WASHINGTON (Reuters) - Oklahoma tribal nations slammed the U.S. Environmental Protection Agency’s recent granting of authority to the state over environmental issues on vast tracts of land recognized by the Supreme Court as “Indian country.”
EPA Administrator Andrew Wheeler on Oct. 1 approved Oklahoma Governor Kevin Stitt’s request to give the state, not tribal nations, such authority even on lands inside historical tribal reservation boundaries. In a letter to Stitt, he said a 2005 federal law allows states to seek oversight of tribal lands from the agency.

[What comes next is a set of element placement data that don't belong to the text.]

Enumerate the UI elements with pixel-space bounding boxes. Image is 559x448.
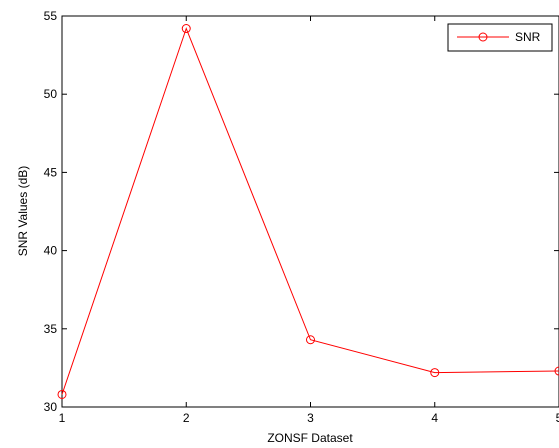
- x-tick-label: 3: [307, 411, 314, 425]
- x-tick-label: 1: [59, 411, 66, 425]
- x-ticks: 1 2 3 4 5: [59, 16, 559, 425]
- series-line: [61, 27, 559, 395]
- x-axis-title: ZONSF Dataset: [267, 431, 353, 445]
- data-point: [57, 389, 67, 399]
- data-point: [306, 335, 315, 345]
- y-axis-title: SNR Values (dB): [16, 166, 30, 256]
- y-tick-label: 50: [44, 87, 58, 101]
- x-tick-label: 4: [431, 411, 438, 425]
- y-tick-label: 55: [44, 9, 58, 23]
- legend: SNR: [447, 23, 553, 52]
- plot-area: [61, 15, 559, 408]
- data-point: [430, 368, 440, 378]
- y-tick-label: 35: [44, 322, 58, 336]
- x-tick-label: 5: [556, 411, 559, 425]
- x-tick-label: 2: [183, 411, 190, 425]
- y-ticks: 30 35 40 45 50 55: [44, 9, 559, 414]
- data-point: [554, 366, 559, 376]
- legend-marker: [478, 32, 488, 42]
- data-point: [181, 24, 191, 34]
- series-layer: [57, 24, 559, 399]
- legend-label: SNR: [515, 30, 541, 44]
- y-tick-label: 40: [44, 244, 58, 258]
- y-tick-label: 30: [44, 400, 58, 414]
- y-tick-label: 45: [44, 165, 58, 179]
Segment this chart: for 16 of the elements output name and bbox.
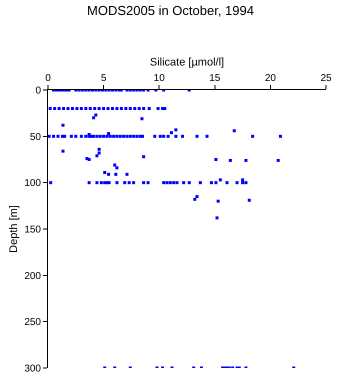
chart-title: MODS2005 in October, 1994 xyxy=(87,2,254,18)
x-axis-title: Silicate [µmol/l] xyxy=(150,56,224,69)
x-tick-label: 5 xyxy=(100,73,107,84)
y-tick-label: 150 xyxy=(24,224,42,236)
y-tick-label: 100 xyxy=(24,178,42,190)
x-tick-label: 0 xyxy=(45,73,52,84)
y-tick-label: 250 xyxy=(24,317,42,328)
x-tick-label: 25 xyxy=(320,73,332,84)
y-tick-label: 0 xyxy=(35,86,42,96)
x-tick-label: 15 xyxy=(209,73,221,84)
y-tick-label: 300 xyxy=(24,364,42,374)
y-axis-title: Depth [m] xyxy=(8,205,20,253)
x-tick-label: 20 xyxy=(264,73,276,84)
x-tick-label: 10 xyxy=(154,73,166,84)
y-tick-label: 50 xyxy=(30,132,42,143)
y-tick-label: 200 xyxy=(24,270,42,282)
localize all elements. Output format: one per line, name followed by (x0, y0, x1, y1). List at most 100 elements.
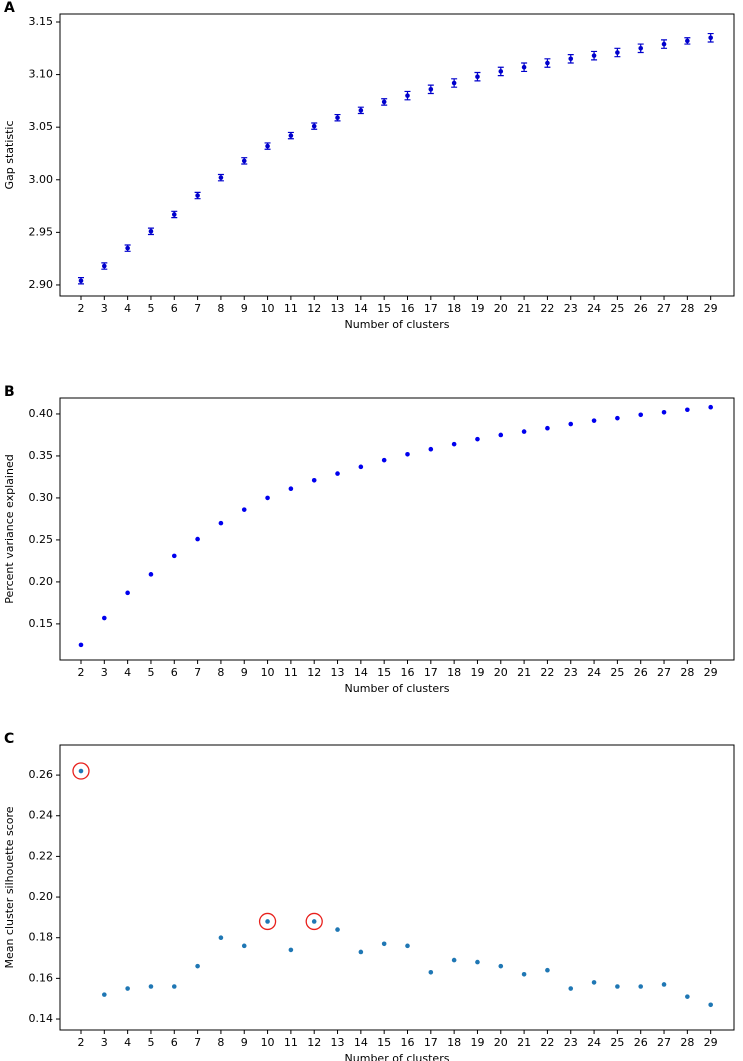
x-tick-label: 3 (101, 302, 108, 315)
highlight-circle (258, 912, 277, 931)
x-tick-label: 27 (657, 1036, 671, 1049)
x-tick-label: 26 (634, 1036, 648, 1049)
point (451, 441, 457, 447)
point (148, 572, 154, 577)
point (545, 967, 550, 973)
x-tick-label: 20 (494, 666, 508, 679)
x-tick-label: 5 (147, 1036, 154, 1049)
point (311, 123, 317, 129)
y-tick-label: 3.10 (29, 68, 54, 81)
x-tick-label: 24 (587, 666, 601, 679)
panel-label: B (4, 384, 15, 400)
point (475, 436, 480, 442)
point (521, 64, 527, 70)
point (638, 45, 644, 51)
point (498, 69, 504, 74)
point (521, 429, 527, 434)
x-tick-label: 6 (171, 1036, 178, 1049)
x-tick-label: 12 (307, 666, 321, 679)
point (265, 143, 270, 149)
x-tick-label: 20 (494, 302, 508, 315)
x-tick-label: 19 (470, 1036, 484, 1049)
point (475, 74, 480, 79)
x-tick-label: 16 (400, 302, 414, 315)
x-tick-label: 21 (517, 302, 531, 315)
point (241, 158, 247, 164)
highlight-circle (305, 912, 323, 931)
point (102, 992, 107, 997)
point (545, 425, 550, 431)
point (311, 919, 317, 924)
y-tick-label: 0.20 (29, 575, 54, 588)
point (685, 407, 690, 413)
point (405, 93, 410, 98)
x-tick-label: 2 (77, 302, 84, 315)
x-tick-label: 12 (307, 1036, 321, 1049)
point (218, 175, 224, 180)
panel: C0.140.160.180.200.220.240.262 3 4 5 6 7 8 9 10 1… (3, 731, 735, 1061)
x-tick-label: 16 (400, 1036, 414, 1049)
point (171, 553, 177, 559)
x-tick-label: 27 (657, 666, 671, 679)
point (265, 919, 270, 924)
x-tick-label: 24 (587, 302, 601, 315)
x-tick-label: 24 (587, 1036, 601, 1049)
x-tick-label: 25 (610, 1036, 624, 1049)
panel-label: A (4, 0, 15, 16)
x-tick-label: 11 (284, 1036, 298, 1049)
point (195, 193, 200, 198)
x-tick-label: 18 (447, 1036, 461, 1049)
x-tick-label: 15 (377, 666, 391, 679)
x-tick-label: 23 (564, 302, 578, 315)
x-tick-label: 18 (447, 302, 461, 315)
point (288, 486, 294, 491)
point (311, 477, 317, 483)
point (661, 982, 667, 987)
x-tick-label: 13 (331, 666, 345, 679)
point (335, 115, 340, 121)
point (545, 60, 550, 66)
panel: B0.150.200.250.300.350.402 3 4 5 6 7 8 9 10 11 12 1… (3, 384, 735, 695)
x-tick-label: 9 (241, 302, 248, 315)
point (358, 108, 364, 113)
point (195, 536, 200, 542)
point (381, 941, 387, 947)
point (265, 495, 270, 501)
x-tick-label: 29 (704, 302, 718, 315)
point (591, 53, 597, 58)
x-axis-label: Number of clusters (345, 1052, 450, 1061)
x-tick-label: 17 (424, 302, 438, 315)
point (358, 949, 364, 955)
y-tick-label: 0.20 (29, 890, 54, 903)
y-tick-label: 0.16 (29, 971, 54, 984)
x-tick-label: 12 (307, 302, 321, 315)
x-tick-label: 2 (77, 666, 84, 679)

The Supreme Court ruled in July that about half of Oklahoma was Native American reservation land. The oil industry had raised concerns here about new regulatory and tax implications from the decision.
“Multiple requests to the EPA for additional time to consider this important issue were denied without adequate explanation,” Brad Mallett, senior executive officer of the Choctaw Nation’s legal division, told Reuters in a statement. He said the EPA decision “disrespects tribal sovereignty.”
Casey Camp-Horinek, environmental ambassador of the Ponca Nation of Oklahoma, also said EPA attempts to consult with the tribe on the issue were insufficient, and that the tribe was considering filing a lawsuit.
EPA spokesman James Hewitt responded by email on Tuesday that “if any tribe wants to apply for regulatory oversight of these environmental programs, then they can apply through EPA’s Treatment as a State process.”
The Supreme Court’s ruling stemmed from a rape case, in which it overturned a tribe member’s conviction because his lawyers proved the crime took place outside state jurisdiction.
Stitt, an ally of the state’s oil and gas industry, wrote to the EPA days afterward to request authority over environmental programs.